I'm not saying it is right or it is wrong. But the aiding of foreign nations to develope technology which could in turn be used against the states isn't exactly smiled upon.

But then again, I could very well be wrong and there is nothing wrong with communicating with foreign groups to help with the development of crypto and/or nuclear technology. I mean.. it's a free world, right?

On a side note, a knife painted like a banana is sort of silly, but it is still a knife and by that token, still dangerous and something to be respected. Even if the wielder is nothing more than a clown.

;)
- Wing
- Reap the fires of the soul.
- Harvest the passion of life.

Re:crypto import is legal, right?

[rde]

Do you want to be the one to tell Linus he can't look at the crypto code?

Crypto fine points

[The+Cheese]

The company I work for (which shall remain nameless) has a strict policy on this sort of thing; our hot'n'juicy lawyers have made sure that the policy strictly conforms to US and international law. ANY work done by a US national that is implemented in a project outside of the borders of the US is considered export work.

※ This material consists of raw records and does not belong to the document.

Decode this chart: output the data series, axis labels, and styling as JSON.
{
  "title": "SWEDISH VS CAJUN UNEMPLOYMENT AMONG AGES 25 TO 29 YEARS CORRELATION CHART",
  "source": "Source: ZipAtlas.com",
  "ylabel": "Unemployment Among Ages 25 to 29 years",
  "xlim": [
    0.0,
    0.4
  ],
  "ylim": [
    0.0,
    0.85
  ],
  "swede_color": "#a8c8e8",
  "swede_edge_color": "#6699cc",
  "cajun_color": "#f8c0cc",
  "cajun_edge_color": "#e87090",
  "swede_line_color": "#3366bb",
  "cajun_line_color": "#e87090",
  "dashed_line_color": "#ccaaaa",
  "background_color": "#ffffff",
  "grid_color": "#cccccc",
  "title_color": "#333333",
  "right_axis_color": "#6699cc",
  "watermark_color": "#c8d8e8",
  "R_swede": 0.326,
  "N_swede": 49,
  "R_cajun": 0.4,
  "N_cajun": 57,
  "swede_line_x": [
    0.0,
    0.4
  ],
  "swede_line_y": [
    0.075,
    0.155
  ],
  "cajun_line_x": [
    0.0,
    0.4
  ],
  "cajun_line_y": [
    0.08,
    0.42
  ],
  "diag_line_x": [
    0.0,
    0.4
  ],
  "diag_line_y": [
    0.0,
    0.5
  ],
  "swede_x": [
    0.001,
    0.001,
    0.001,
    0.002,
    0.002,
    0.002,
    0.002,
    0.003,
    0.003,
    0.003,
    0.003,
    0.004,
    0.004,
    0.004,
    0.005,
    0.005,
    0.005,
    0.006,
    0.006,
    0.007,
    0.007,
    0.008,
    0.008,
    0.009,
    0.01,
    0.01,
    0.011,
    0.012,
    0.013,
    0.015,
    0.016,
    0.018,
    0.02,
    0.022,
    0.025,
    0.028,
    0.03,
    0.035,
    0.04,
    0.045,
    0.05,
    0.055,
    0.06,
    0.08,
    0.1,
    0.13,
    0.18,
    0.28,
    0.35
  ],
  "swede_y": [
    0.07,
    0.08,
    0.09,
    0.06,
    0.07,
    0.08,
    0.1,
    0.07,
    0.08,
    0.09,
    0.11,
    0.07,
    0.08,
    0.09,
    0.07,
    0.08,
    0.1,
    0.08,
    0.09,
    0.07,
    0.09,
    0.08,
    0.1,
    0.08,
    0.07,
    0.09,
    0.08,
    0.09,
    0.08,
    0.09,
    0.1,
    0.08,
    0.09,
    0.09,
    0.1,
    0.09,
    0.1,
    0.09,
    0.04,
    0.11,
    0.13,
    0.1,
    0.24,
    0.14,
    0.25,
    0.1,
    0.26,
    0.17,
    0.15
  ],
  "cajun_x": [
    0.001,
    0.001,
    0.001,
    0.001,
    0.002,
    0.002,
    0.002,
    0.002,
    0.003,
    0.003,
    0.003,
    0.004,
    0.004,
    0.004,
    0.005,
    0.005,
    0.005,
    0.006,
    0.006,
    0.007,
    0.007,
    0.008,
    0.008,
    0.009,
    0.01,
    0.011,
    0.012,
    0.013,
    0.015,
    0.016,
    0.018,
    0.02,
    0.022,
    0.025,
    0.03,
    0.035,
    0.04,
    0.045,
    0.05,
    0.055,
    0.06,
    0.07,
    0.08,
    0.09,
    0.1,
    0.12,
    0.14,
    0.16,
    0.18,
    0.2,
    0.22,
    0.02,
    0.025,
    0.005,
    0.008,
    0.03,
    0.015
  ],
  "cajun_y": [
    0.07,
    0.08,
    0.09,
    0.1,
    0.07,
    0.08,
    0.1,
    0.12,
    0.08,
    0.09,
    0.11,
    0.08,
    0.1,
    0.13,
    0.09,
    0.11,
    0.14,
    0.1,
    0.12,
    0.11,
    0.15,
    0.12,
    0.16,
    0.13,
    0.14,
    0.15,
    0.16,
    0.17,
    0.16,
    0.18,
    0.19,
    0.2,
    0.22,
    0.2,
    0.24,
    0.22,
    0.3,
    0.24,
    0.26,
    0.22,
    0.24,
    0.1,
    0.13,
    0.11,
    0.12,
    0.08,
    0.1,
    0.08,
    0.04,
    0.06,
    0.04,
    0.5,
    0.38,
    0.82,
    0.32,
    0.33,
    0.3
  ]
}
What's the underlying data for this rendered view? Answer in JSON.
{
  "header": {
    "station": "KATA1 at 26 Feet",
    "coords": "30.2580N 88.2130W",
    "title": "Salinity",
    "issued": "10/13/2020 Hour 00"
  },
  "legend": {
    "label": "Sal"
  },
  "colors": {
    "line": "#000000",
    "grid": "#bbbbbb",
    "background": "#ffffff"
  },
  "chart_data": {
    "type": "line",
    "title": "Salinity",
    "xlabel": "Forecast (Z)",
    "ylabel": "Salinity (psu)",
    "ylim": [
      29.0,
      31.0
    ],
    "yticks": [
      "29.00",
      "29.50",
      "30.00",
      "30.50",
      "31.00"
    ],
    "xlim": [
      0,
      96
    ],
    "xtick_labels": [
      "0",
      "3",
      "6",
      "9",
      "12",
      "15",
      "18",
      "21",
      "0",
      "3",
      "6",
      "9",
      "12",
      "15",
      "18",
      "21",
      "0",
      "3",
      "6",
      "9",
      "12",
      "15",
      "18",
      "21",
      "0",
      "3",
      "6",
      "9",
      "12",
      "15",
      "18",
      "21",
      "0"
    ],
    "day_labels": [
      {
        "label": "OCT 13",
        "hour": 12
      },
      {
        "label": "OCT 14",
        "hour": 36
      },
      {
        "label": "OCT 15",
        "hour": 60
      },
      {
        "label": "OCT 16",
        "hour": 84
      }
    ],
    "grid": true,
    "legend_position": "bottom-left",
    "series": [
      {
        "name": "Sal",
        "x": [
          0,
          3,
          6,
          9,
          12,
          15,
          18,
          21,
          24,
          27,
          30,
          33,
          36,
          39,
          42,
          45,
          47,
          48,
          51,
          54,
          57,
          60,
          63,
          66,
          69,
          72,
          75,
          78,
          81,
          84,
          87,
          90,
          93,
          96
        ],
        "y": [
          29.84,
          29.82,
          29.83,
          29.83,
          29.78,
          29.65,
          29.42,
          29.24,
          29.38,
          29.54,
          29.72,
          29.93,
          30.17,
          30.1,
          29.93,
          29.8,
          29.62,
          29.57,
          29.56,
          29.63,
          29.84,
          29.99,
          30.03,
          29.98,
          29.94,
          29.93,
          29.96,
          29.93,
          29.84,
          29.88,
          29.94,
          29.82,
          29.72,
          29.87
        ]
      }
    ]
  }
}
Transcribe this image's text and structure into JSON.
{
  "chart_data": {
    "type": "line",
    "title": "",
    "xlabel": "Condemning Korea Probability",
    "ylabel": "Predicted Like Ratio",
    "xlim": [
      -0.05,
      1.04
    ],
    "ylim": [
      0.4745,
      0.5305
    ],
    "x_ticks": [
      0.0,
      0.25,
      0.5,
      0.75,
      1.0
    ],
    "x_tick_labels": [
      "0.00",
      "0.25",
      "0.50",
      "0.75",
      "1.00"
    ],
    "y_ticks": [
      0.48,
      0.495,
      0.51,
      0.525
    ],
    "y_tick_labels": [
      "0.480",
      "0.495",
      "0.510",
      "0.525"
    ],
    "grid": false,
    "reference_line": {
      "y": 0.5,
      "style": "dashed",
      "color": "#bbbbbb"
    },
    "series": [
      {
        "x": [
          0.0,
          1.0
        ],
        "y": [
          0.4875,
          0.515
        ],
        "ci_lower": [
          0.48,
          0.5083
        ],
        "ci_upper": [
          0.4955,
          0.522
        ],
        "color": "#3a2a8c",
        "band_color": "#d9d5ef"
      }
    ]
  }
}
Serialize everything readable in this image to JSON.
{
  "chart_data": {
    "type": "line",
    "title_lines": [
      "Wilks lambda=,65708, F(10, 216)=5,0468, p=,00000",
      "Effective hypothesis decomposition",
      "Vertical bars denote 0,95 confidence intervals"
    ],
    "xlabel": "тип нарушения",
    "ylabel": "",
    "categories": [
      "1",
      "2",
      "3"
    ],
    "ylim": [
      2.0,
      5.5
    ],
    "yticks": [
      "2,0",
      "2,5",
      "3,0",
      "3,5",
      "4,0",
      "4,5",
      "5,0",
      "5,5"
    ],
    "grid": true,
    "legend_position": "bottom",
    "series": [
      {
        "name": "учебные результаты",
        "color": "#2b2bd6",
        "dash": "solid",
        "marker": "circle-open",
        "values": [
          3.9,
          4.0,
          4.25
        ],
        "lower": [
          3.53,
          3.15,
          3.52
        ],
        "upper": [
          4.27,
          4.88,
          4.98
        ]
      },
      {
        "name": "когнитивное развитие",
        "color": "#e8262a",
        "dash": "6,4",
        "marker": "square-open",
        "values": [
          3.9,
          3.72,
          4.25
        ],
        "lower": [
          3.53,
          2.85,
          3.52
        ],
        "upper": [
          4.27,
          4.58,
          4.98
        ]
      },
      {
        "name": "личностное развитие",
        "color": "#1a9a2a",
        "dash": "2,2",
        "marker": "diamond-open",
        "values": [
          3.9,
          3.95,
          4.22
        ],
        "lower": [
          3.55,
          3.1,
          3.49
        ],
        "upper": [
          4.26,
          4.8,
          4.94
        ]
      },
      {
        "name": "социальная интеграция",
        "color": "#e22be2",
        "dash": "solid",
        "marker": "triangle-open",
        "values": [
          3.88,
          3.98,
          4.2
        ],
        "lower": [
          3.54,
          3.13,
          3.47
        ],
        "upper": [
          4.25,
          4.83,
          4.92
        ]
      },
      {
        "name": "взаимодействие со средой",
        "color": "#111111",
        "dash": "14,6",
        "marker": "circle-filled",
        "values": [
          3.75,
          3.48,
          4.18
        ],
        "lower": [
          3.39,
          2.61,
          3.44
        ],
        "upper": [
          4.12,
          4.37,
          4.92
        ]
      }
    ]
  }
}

This includes bug fixes, and even commenting on work done by foreign nationals outside the US. In fact, even commenting on software produced by foreign nationals WHILE IN THE US is considered exporting those resources. Consequently, our encryption division looks like a typical shaker community; you shake it, and nothing but white guys fall out.

Canada is still "domestic"

[coyote-san]

Nope, Canada is still considered a "domestic" site for the purposes of ITAR. US law allows export to Canada, but *Canadian* law bans reexport.

What you're describing is crypto developed in Canada alone, which is a grey area. I think the treaties ban it also, but last I heard the current Canadian government didn't have it's head as severely dislocated into its digestive track as the US government.

BTW, before someone else marks this "offtopic" or "flamebait" I believe these treaties date back to the creation of NORAD and the associated consolidated US/Canadian military commands. It made sense in that context, but nothing about treating unclassified software as a "military munition" makes any sense.